UBC Theses and Dissertations
Lipid nanoparticles encapsulating siRNAs against the androgen receptor to treat advanced prostate cancer Lee, Justin Barry
The androgen receptor (AR) plays a critical role in the progression of prostate cancer. This thesis is focused on investigating the ability of lipid nanoparticle (LNP) formulations of small-interfering RNA (siRNA) to silence AR (LNP AR-siRNA) in human prostate tumor cells in vitro and in LNCaP xenograft tumors following intravenous (i.v.) injection. The first part of this thesis characterized the properties of LNP AR-siRNA systems that contained the ionizable cationic lipid DLin-KC2-DMA. Inclusion of DLin-KC2-DMA was found to exhibit the most potent AR silencing effects in LNCaP cells. This is attributed to an optimized ability of DLin-KC2-DMA-containing LNP to be taken up into cells and to release the siRNA into the cell cytoplasm following endocytotic uptake.

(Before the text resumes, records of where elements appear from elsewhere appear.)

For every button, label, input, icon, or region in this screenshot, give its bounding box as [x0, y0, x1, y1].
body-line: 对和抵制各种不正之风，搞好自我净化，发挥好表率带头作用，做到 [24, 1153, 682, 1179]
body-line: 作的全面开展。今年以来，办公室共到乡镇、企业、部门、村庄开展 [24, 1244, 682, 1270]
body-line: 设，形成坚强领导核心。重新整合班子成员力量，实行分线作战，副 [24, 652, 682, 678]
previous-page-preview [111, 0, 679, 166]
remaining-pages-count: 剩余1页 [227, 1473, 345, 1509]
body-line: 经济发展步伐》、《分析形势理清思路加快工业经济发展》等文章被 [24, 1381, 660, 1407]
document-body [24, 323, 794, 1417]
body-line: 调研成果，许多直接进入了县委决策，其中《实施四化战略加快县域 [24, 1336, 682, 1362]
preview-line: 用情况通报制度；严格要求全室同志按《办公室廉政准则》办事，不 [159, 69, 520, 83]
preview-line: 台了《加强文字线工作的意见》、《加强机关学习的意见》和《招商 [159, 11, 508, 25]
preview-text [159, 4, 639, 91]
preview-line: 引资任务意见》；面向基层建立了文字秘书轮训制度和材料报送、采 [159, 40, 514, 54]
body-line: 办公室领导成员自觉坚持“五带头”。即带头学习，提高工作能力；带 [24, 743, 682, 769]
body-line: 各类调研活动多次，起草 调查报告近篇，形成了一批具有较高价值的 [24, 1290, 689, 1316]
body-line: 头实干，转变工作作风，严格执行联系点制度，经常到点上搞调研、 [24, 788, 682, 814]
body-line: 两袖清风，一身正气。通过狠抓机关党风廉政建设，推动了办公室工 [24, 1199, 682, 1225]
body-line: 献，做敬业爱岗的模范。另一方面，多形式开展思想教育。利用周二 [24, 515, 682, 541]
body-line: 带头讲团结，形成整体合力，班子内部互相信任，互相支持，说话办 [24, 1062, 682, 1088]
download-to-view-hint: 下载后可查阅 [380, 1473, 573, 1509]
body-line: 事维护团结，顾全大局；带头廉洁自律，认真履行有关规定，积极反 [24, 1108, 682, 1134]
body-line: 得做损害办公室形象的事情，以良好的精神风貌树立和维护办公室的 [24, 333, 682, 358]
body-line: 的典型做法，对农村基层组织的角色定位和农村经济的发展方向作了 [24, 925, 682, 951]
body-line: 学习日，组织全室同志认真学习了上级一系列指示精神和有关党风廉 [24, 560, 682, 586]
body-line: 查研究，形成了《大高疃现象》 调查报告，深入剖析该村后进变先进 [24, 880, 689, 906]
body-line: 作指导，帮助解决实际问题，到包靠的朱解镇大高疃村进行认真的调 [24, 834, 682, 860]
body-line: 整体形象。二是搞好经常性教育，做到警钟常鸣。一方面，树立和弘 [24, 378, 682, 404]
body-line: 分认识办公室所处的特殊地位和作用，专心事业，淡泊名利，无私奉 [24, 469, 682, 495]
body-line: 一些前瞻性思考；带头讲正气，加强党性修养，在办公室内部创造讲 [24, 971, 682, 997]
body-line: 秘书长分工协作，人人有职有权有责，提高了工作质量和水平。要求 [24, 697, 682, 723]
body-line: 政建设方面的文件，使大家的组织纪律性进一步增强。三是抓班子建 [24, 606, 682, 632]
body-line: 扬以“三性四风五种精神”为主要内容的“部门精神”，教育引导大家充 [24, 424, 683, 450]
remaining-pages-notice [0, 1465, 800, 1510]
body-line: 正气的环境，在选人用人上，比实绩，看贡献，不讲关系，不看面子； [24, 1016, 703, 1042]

Importantly, it is demonstrated that LNP AR-siRNA systems containing DLin-KC2-DMA can silence AR gene expression in distal LNCaP xenograft tumors and reduce serum prostate specific antigen (PSA) following i.v. injection at a dose level of 10 mg siRNA/kg body weight. The latter part of this thesis describes optimization of LNP AR-siRNA by stabilizing the AR-siRNA sequence through introduction of a phosphorothioate backbone and methylations of nucleotides at the 2’O position and also employing an optimized cationic lipid 3-(dimethylamino)propyl(12Z,15Z)-3-[(9Z,12Z)-octadeca-9,12-dien-1-yl]henicosa-12,15-dienoate (DMAP-BLP). In addition, specific targeting to the prostate specific membrane antigen (PSMA) on LNCaP cells was made possible via chemical conjugation of a small molecule 2-[3-(1,3-dicarboxypropyl)-ureido]pentanedioic acid (DUPA) to the PEG-lipid formulated into LNP AR-siRNA. With the incorporation of the DUPA-targeting moiety, a 5-fold increase in cellular uptake was observed in LNCaP cells in vitro, as well as a dramatic improvement in AR knockdown. The PEG-lipid employed in formulating the LNP was also optimized to produce longer circulation lifetimes that result in improved accumulation at the distal tumor site. It is shown that as a result of these improvements the doses of siRNA employed in LNP-siRNA systems could be reduced by a factor of two as compared to previous systems. In addition improved reductions in serum PSA, cellular proliferation, and AR levels were also observed. These results support the potential clinical utility of LNP-siRNA systems to silence the AR for treatment of advanced prostate cancer.